En seguida, una vez que mi cabeza se hallaba dentro de la
habitación, abría silenciosamente la linterna. ¡Oh, con qué cuidado, con qué
sumo cuidado: Abría sólo lo necesario para que un rayo casi imperceptible de
luz se clavara en el ojo de buitre. Hice esto durante siete noches
interminables, a la misma hora, y siempre encontré el ojo cerrado. Así se fue
volviendo imposible concretar mi propósito; porque no era el viejo quién me
molestaba, sino aquel maldito ojo. Y todas las mañanas, cuando amanecía,
entraba osadamente en su cuarto, y le conversaba valerosamente, con voz muy cordial,
interesándome por saber cómo había dormido.
Comprenderán que tendría que haber sido un hombre demasiado
perspicaz para sospechar que todas las noches, siempre a las doce, yo le
espiaba durante su sueño.
Finalmente, en la octava noche, entreabrí la puerta con
mayor sigilo que antes. La aguja de un reloj se movía más a prisa que mi mano.
Jamás, como en ese minuto, pude apreciar tan bien la magnitud de mi astucia, y
apenas lograba dominar mi sensación de triunfo. ¡Pensar que estaba allí,
empujando muy pausadamente esa puerta, y que él ni siquiera vislumbraba mis
acciones y mis pensamientos secretos!
Ante esta idea se me escapó una leve risa, y tal vez me oyó,
ya que de pronto se movió en su lecho, como si fuera a despertar. Tal vez se
imaginarán que me retiré de inmediato. Pues no, se equivocan, no fue así.
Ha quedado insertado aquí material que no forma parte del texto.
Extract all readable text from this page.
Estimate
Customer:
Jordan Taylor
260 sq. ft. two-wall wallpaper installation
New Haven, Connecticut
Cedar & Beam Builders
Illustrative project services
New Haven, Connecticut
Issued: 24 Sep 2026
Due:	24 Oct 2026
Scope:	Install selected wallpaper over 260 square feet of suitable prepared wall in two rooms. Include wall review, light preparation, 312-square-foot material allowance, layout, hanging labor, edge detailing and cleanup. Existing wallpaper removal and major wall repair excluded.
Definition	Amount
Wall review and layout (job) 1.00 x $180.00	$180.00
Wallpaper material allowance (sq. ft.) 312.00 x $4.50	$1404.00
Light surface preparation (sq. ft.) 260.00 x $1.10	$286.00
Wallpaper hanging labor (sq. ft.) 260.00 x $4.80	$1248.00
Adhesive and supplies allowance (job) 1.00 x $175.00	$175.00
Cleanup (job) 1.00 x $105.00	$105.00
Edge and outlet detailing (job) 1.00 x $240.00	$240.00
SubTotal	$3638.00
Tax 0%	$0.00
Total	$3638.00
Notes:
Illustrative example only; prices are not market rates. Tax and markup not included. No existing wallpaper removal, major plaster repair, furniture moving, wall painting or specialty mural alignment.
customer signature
Su alcoba se hallaba profundamente oscura. Las ventanas
estaban herméticamente cerradas por miedo a los ladrones, y las espesas
tinieblas envolvían toda la estancia. Absolutamente seguro de que el anciano no
podía ver nada, me disponía a abrir la linterna, cuando mi pulgar resbaló sobre
la perilla de la puerta, y el viejo se incorporó en su cama, preguntando:
—¿Quién anda ahí?
Permanecí completamente inmóvil, sin musitar una sola
palabra, y durante una hora no moví un músculo. Tampoco él, en todo ese tiempo,
volvió a acostarse. Continuaba sentado en la cama, alerto, haciendo lo mismo
que yo había hecho en esas largas noches, oyendo deslizarse a las arañas en la
pared.
De pronto oí un gemido profundo. Se trataba de un lamento de
terror mortal, no de dolor o tristeza. ¡Oh, no! Era el rumor sordo y ahogado
que escapa de lo más íntimo de un alma sobrecogida por el pavor. Yo conocía ese
quejido. Muchas veces, precisamente en el filo de la medianoche, cuando todos
dormían, lo sentía irrumpir en mi propio pecho, brotando de los terrores que me
consumían.
Sabía lo que estaba experimentando el viejo, y no podía
evitar una gran piedad por él, aunque también otros sentimientos colmaban mi
corazón. Comprendía que su zozobra iba en aumento, y que procuraba persuadirse
de que sus temores eran infundados. Posiblemente decía para sí: "No es
nada... El viento en la chimenea... Un ratón que corrió por el entretecho...
Algún insecto..."
Sí, debe haber intentado calmarse con estas hipótesis. Pero
todo fue inútil. La muerte había pasado junto a él, y lo envolvía. Y era la
influencia fúnebre de su sombra, invisible, la que lo hacía "sentir",
aunque no viera ni escuchara nada, la que le permitía notar mi presencia en su
habitación.
Luego de haber esperado un largo rato, me aventuré a abrir
apenas la linterna. La abrí furtivamente, hasta que al fin un rayo delgado,
como el hilo de una telaraña, descendió sobre el ojo de buitre.
Estaba abierto, íntegramente abierto, y al verlo me llené de
furia. Lo vi con claridad perfecta, entero de un azul mate, y cubierto por la
horrorosa nube que me helaba hasta la médula de los huesos. No podía ver nada
más; ni la cara ni el cuerpo del anciano. Sólo existía aquel ojo obsesionante.